Avec une telle attitude, et malgré son emploi du temps frénétique, la paternité semble bien aller à Johnson. Dany, son épouse depuis cinq ans (elle a récemment pris la tête d'une société de détectives privés à Miami après une brillante carrière chez Merrill-Lynch) a donné naissance au premier enfant du couple, Simone, en août dernier. "C'est un équili-bre très délicat," dit-il d'un air pensif. "On fait des sacrifices quand on devient célèbre; il y a un prix à payer et mon but avec ma femme est que, pour nous, ce prix ne soit pas notre relation qui ne doit en aucun cas être compromise. En particulier avec un nouveau-né, en tant que jeune papa, il faut être présent."
Pour ce qui est des prochains films de Johnson, bien qu'il manifeste un énorme potentiel pour devenir une star, il confirme qu'il est ouvert à tout type de rôle, petit ou grand. "'En fin de compte, ça dépend toujours de l'histoire. Si c'est une histoire géniale, eh bien c'est vraiment tout ce qui compte. Je n'ai vraiment pas besoin d'être l'acteur principal. Mes objectifs essentiels sont d'être reconnu comme acteur dans ce milieu, travailler avec de grands réalisateurs et de grands acteurs, ne pas avoir peur de prendre des risques et essayer différents rôles."

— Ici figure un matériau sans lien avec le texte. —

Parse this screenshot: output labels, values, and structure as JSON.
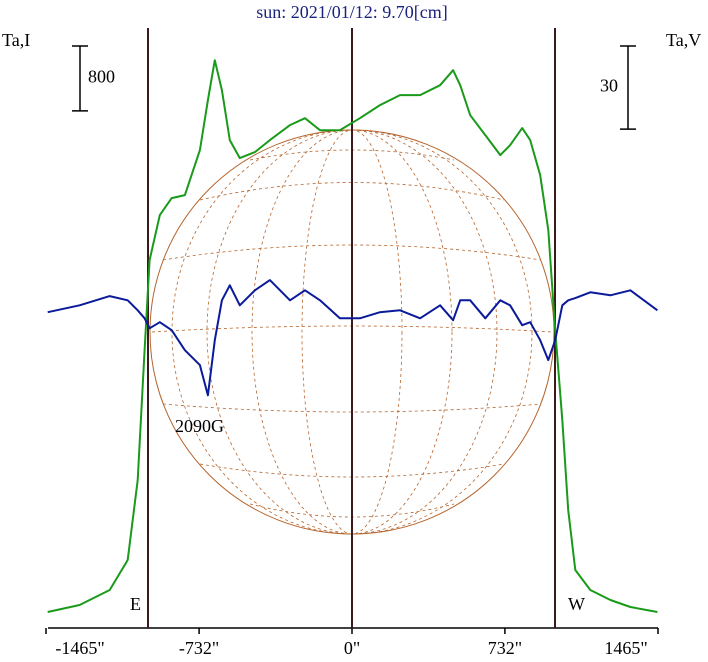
{
  "chart_data": {
    "type": "line",
    "title": "sun: 2021/01/12: 9.70[cm]",
    "ylabel": "Ta,I",
    "y2label": "Ta,V",
    "xlim": [
      -1465,
      1465
    ],
    "xticks": [
      {
        "value": -1465,
        "label": "-1465\""
      },
      {
        "value": -732,
        "label": "-732\""
      },
      {
        "value": 0,
        "label": "0\""
      },
      {
        "value": 732,
        "label": "732\""
      },
      {
        "value": 1465,
        "label": "1465\""
      }
    ],
    "ylim": [
      0,
      7400
    ],
    "y2lim": [
      -114,
      102.6
    ],
    "scale_bars": [
      {
        "value": 800,
        "axis": "y"
      },
      {
        "value": 30,
        "axis": "y2"
      }
    ],
    "annotations": [
      "2090G",
      "E",
      "W"
    ],
    "x": [
      -1457,
      -1304,
      -1160,
      -1074,
      -1026,
      -993,
      -969,
      -920,
      -863,
      -800,
      -728,
      -690,
      -657,
      -623,
      -585,
      -537,
      -465,
      -393,
      -297,
      -225,
      -153,
      -58,
      38,
      134,
      230,
      326,
      422,
      484,
      518,
      566,
      638,
      710,
      757,
      815,
      853,
      901,
      940,
      973,
      1007,
      1035,
      1069,
      1141,
      1237,
      1333,
      1462
    ],
    "series": [
      {
        "color": "#1a9a1a",
        "axis": "y",
        "values": [
          197,
          284,
          469,
          839,
          1825,
          3428,
          4537,
          5092,
          5302,
          5339,
          5894,
          6510,
          7003,
          6634,
          6017,
          5795,
          5869,
          6017,
          6202,
          6288,
          6140,
          6140,
          6288,
          6449,
          6572,
          6572,
          6695,
          6880,
          6695,
          6325,
          6079,
          5832,
          5955,
          6165,
          6017,
          5585,
          4907,
          3674,
          2565,
          1455,
          715,
          469,
          345,
          259,
          197
        ]
      },
      {
        "color": "#0a1a9a",
        "axis": "y2",
        "values": [
          0,
          2.5,
          5.8,
          4.3,
          0.7,
          -2.2,
          -5.8,
          -3.6,
          -6.5,
          -13.7,
          -19.1,
          -30.0,
          -10.1,
          4.3,
          9.7,
          2.5,
          7.9,
          11.6,
          4.3,
          7.9,
          4.3,
          -2.2,
          -2.2,
          0,
          0.7,
          -2.2,
          2.5,
          -2.9,
          4.3,
          4.3,
          -2.2,
          4.3,
          2.5,
          -4.7,
          -3.6,
          -10.1,
          -17.3,
          -10.1,
          2.5,
          4.3,
          5.1,
          7.2,
          6.1,
          7.9,
          0.7
        ]
      }
    ]
  }
}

Et il n'oubliera pas de sitôt jusqu'où il est allé. "Le mois dernier, je n'ai pas pris un seul jour de repos," dit-il. J'étais sur le plateau avec notre directeur du maquillage Jeff Dawn. J'étais sur mon siège, il était 5 heures du matin et nous nous disions à quel point nous étions fatigués, à cause de nos nuits brèves de trois heures. Puis je me suis dit: "Il y a six ans je dormais sur un matelas crasseux que j'avais récupéré dans une benne à ordures, j'avais 7 dollars en poche et je venais d'être viré de la CLF [la ligue canadienne de football américain]. Aujourd'hui, je suis assis sur le plateau de mon second film." Alors, j'ai dit: "Maquille-moi et on y va !" Ça m'a rappelé une citation à laquelle je pense tous les jours: "Quand on connu la faim - la famine - on n'est jamais vraiment rassasié."
Reste à voir si "Le Roi Scorpion" mettra K.O. la concurrence au box office. Mais à en juger par la liste des accomplissements du Rock, quoi qu'il fasse, ses fans, les nouveaux comme les anciens, le suivront. Vous sentez cela? C'est le doux parfum du succès.